Let $(\Delta ,\Gamma ,\mu )$ be a measure space such that $0 < \mu (\Delta ) < \infty$ and such that $\Gamma$ has no $\mu$-atoms. Furthermore, let $E$ be a Dedekind complete Banach lattice. By $M(\mu ,E)$ we denote the set of all $E$-valued set functions $\nu$ on $\Gamma$ satisfying (i) $\nu$ is additive, (ii) $\nu$ is order bounded and of bounded variation, (iii) $\nu$ is $\mu$-absolutely continuous (with respect to the norm topology on $E$), (iv) ${\nu ^ + }$ and ${\nu ^ - }$ satisfy \[ \inf \{ \sup \{ {\upsilon ^{ + / - }}(A):\mu (A) < \varepsilon \} :\varepsilon > 0\} = 0.\] By ${L_1}(\mu ,E)$ we denote the set of $E$-valued Bochner integrable functions on $\Delta$. It is shown that under the canonical map \[ f \mapsto {\nu _f}\] (where ${\nu _f}(A) = \smallint f{\mathcal {X}_A}d\mu$, $A \in \Gamma$), ${L_1}(\mu ,E)$ is a Riesz subspace of the Dedekind complete Riesz space $M(\mu ,E)$. Furthermore, the following theorems are proved.

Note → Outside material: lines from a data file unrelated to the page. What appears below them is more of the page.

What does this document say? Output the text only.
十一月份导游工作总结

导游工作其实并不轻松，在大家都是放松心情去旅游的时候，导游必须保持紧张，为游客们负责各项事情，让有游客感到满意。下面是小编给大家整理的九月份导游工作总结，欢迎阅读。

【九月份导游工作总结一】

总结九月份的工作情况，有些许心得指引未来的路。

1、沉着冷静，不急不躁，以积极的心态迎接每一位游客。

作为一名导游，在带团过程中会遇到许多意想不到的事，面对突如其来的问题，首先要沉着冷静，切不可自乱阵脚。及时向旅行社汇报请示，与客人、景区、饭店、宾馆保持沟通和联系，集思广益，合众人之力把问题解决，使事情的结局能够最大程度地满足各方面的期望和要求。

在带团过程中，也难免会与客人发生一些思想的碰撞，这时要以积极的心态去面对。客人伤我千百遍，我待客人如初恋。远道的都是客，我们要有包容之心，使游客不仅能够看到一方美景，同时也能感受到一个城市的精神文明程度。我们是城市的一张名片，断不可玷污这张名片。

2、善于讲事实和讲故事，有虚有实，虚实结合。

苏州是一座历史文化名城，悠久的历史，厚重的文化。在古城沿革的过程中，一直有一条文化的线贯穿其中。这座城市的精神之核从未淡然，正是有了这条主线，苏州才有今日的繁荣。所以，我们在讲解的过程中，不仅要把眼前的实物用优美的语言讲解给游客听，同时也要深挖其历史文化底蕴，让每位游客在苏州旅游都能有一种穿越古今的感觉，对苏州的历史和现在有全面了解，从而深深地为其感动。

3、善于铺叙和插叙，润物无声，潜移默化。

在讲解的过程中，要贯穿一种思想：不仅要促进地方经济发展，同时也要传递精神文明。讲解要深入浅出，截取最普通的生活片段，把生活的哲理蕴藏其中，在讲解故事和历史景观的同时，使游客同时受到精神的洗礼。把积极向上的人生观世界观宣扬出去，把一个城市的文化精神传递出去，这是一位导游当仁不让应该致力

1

Theorem. Equivalent are (a) ${l_\infty }$ is not isomorphic to a closed sublattice of $E$. (b) ${L_1}(\mu ,E)$ is isomorphic to an ideal in $M(\mu ,E)$. Theorem. Equivalent are (a) ${c_0}$ is not isomorphic to a closed sublattice of $E$. (b) ${L_1}(\mu ,E)$ is isomorphic to $M(\mu ,E)$.